With the implementation of a transboundary concept, ICIMOD has realized that sustainable management of ecosystems in a fast changing climate can be achieved only by following an integrated and inclusive approach that recognizes the transboundary nature of ecosystems, and the flow of services beyond administrative boundaries. Setting what will hopefully be a future conservation and development paradigm, KSLCDI is relying on effective scaled-up regional cooperation to attain milestones related to the global agenda: the Convention on Biological Diversity (CBD), the Paris Agreement-UNFCCC 2015, and SDGs 2030, for example.
Regional cooperation has been institutionalized through a governance structure represented by the governments of China, India, and Nepal, and the donors. Effective coordination and institutional support at the implementation level has been accorded to national institutions. A rigorous monitoring and evaluation (M&E) system steered by the project management unit (PMU) ensures that learning outputs are collated, analysed, and prepared to influence national policies for promoting regional and transboundary cooperation.

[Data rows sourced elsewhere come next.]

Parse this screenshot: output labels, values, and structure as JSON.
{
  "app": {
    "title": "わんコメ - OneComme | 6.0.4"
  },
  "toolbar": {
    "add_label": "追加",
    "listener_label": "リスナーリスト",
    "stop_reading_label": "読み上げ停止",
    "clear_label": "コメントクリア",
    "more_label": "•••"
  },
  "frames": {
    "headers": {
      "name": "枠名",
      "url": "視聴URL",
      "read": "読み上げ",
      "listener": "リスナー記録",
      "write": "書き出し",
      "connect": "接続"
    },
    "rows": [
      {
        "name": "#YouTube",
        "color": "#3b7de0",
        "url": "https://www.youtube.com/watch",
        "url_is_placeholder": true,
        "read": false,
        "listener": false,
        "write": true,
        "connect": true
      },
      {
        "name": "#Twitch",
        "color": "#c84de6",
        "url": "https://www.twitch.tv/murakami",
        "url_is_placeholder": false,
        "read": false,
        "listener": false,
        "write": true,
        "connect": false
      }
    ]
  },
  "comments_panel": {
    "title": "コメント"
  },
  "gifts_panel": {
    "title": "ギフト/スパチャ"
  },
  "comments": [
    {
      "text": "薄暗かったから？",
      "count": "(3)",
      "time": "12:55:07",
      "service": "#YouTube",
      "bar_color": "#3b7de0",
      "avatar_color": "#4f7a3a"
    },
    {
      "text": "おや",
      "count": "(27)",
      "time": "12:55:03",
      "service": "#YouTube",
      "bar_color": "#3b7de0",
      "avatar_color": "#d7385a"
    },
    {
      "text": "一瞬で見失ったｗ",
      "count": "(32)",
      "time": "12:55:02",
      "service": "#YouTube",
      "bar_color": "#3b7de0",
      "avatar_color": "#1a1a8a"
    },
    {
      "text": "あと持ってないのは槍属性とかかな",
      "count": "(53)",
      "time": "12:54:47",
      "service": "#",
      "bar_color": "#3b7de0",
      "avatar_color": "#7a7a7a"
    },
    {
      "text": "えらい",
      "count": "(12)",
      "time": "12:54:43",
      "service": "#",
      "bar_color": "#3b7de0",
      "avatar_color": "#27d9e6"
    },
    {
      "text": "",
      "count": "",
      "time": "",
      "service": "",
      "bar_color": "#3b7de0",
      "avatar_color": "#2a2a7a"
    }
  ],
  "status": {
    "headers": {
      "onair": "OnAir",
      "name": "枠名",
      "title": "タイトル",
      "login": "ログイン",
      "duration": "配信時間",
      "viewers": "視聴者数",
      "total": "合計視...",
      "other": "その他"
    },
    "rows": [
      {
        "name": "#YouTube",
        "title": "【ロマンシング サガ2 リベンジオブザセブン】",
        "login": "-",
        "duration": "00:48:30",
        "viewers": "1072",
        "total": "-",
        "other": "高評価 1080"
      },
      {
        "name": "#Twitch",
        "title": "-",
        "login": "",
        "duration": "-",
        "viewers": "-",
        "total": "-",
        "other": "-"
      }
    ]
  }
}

KSLCDI applies a regional communication strategy to disseminate learning at different policy, practice and science level forums. Component 5 proactively looks for emerging policy challenges and deficits at the regional level so that project learning is calibrated according to country specific demands. The project builds on the concept of transboundaryness, which involves a bottom-up approach to interfacing communities and institutions so that the evidence gathered is reliable, upscalable, and outscalable. Appropriate amendments for landscape level ecosystem management in KSL are suggested, based on knowledge sharing among thematic working groups in China, India and Nepal (e.g. springsheds, livelihoods, and long term environment monitoring).

KSLCDI is nominating KSL serial sites as UNESCO world heritage sites with the aim of achieving enduring transnational cooperation.